Is this a scam? Need help fast-ish [issue resolved]

No, I’m saying that the advice that was given specific to this situation re a $100 check was reasonable. There was no way that a $100 check for a mutt was going to be a scam. Once we found out that it was $1700, it was obviously a scam.

Sterling Archer’s post was specific to this situation, not general advice. That’s why I agreed with him. He was right.

No, he’s not. Given only the details in the OP, I wouldn’t cash the check. The other circumstances surrounding the transaction are too suspicious. Why can’t the person in WA just send the person who wants the dog the check directly? Why is the FedEx from some address in OH? What you’re suggesting is that the OP a) dink around worrying and waiting for a check to clear for days, and b) open himself up to being drawn into some kind of fraud investigation if the check is bad. Your argument is “but it’s only a $100 and no one would bother with that.” Well what if the fraudsters got a hold of a check book with 50 checks in it and they’re all written out for only $100?

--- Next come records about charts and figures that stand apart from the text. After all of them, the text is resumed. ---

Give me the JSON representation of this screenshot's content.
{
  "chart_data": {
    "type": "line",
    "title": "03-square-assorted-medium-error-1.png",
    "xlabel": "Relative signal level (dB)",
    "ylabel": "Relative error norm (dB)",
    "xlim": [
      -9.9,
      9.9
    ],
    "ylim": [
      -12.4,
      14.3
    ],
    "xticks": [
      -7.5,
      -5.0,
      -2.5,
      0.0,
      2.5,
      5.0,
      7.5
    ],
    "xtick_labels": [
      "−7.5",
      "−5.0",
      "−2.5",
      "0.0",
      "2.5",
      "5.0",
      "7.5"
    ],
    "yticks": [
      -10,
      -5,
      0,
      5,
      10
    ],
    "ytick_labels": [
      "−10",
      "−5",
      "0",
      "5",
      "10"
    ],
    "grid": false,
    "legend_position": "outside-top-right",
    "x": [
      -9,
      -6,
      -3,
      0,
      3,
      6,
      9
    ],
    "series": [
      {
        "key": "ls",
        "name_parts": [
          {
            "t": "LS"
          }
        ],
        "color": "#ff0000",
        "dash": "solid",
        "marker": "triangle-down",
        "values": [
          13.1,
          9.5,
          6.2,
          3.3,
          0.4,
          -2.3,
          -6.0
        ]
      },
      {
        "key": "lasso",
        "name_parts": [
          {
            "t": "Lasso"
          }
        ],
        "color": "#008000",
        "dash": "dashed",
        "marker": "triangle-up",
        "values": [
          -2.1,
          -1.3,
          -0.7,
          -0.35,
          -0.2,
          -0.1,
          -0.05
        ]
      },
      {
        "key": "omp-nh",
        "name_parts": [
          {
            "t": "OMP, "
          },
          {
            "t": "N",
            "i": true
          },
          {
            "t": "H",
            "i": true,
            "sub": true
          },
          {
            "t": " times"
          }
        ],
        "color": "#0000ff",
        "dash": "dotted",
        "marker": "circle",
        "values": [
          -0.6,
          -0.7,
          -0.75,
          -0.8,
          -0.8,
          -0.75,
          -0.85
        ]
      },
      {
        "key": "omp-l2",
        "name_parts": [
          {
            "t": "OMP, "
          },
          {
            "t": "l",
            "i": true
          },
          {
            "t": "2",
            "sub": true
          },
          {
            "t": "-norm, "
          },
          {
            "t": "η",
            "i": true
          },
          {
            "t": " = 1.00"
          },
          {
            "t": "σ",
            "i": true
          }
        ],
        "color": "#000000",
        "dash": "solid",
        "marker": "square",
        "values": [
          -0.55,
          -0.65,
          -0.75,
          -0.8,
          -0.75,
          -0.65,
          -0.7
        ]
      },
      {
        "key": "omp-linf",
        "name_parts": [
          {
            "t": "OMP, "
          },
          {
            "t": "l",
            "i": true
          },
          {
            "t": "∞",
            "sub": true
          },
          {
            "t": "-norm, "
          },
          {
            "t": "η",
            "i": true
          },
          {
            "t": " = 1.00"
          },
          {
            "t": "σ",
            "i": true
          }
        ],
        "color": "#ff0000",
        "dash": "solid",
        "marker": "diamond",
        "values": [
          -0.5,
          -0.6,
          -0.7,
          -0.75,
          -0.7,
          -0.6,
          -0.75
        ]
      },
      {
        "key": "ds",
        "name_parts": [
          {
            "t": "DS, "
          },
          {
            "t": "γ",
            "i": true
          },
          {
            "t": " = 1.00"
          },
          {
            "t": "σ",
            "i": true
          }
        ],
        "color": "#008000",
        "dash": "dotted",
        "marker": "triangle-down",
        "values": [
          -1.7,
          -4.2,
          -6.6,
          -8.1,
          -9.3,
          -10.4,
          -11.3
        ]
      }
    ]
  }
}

Your scenario makes no sense. You think fraudsters are running around with a stolen checkbook so that they can collect 50 mutts that have no cash value? They aren’t dalmations.

When I first heard the story, I thought they were buying the dog as a gift for a relative in Alaska.

That is not only NOT what I said, it is also wrong.

My liability ends at 5 days. If the bank has not either reversed it or notified me of some exceptional hold, on the 6th day, the problem becomes the bank’s.
That is what the contract we signed specifies.

How would the forgery take weeks to unravel? Maybe if the check is drawn on a non-US bank (the bank hold may be longer than 5 days; never had the issue arise), and the country of issue is criminal backwater, it might take months. If I were a bank I wouldn’t accept such a document.
But we are talking about a check drawn on a OH bank to be deposited in AK.

Little-known factoid: if a bank does not “settle” with the Fed for 48 hours, the Comptroller of the Currency can pull that bank’s Charter.
As a matter of function, every check drawn on a US bank and deposited in a US bank will now settle within 24 hours. That includes transactions between two of the tiniest banks in the furthermost reaches.
For big city to big city, it is commonly done within 4 hours.
No more float games, folks.

This is why you don’t get your checks back with your statement anymore - a Court ruled that an image was good enough, so we now pay based on the image (and the electronic blip from the check sorter).

In the 1980’s I worked on the CACHA* system which was supposed to (per Uncle Ronnie) be Private Industry being more Efficient than the Federal Government.
Specifically, it was supposed to replace the Fed’s Settlement processing.
We got to know all about this stuff.

    • California Account Clearing House Association.

You must have a very small bank that deals with other very small banks. In the modern world, banks just don’t work that way anymore. In fact, unless the check is cashed at a teller window, no human ever sees the check for more than the split second it takes to run through the encoding machine in the Proof department. In more and more cases checks are being digitized via scanning (look up “Check 21 requirements”) and are never touched by a human.

It also brings up the issue that the person calling from the bank would have to know you well enough to verify they are talking to the authorized signer on the account. Personally knowing the customer used to be a tenet of banking, not so much anymore.

I’m not disputing your word, just saying that although banks used to work that way, it is vanishingly rare today.

That’s not unusual in a small town. I venture to say that if any teller or bank manager from either of the two banks I deal with called me up – and on rare occasions, that has happened – I would recognize them and they would recognize me by voice. We know each other by sight if our paths cross in public all the time.

How do the perpetrators of these types of scams get away with it? Doesn’t having money wired to you require some form of ID? So couldn’t they easily be caught?

One of the ways they do it is to get a patsy to accept the wire for a percentage and hand over cash. The patsy gets caught and punished, but the thieves are long gone.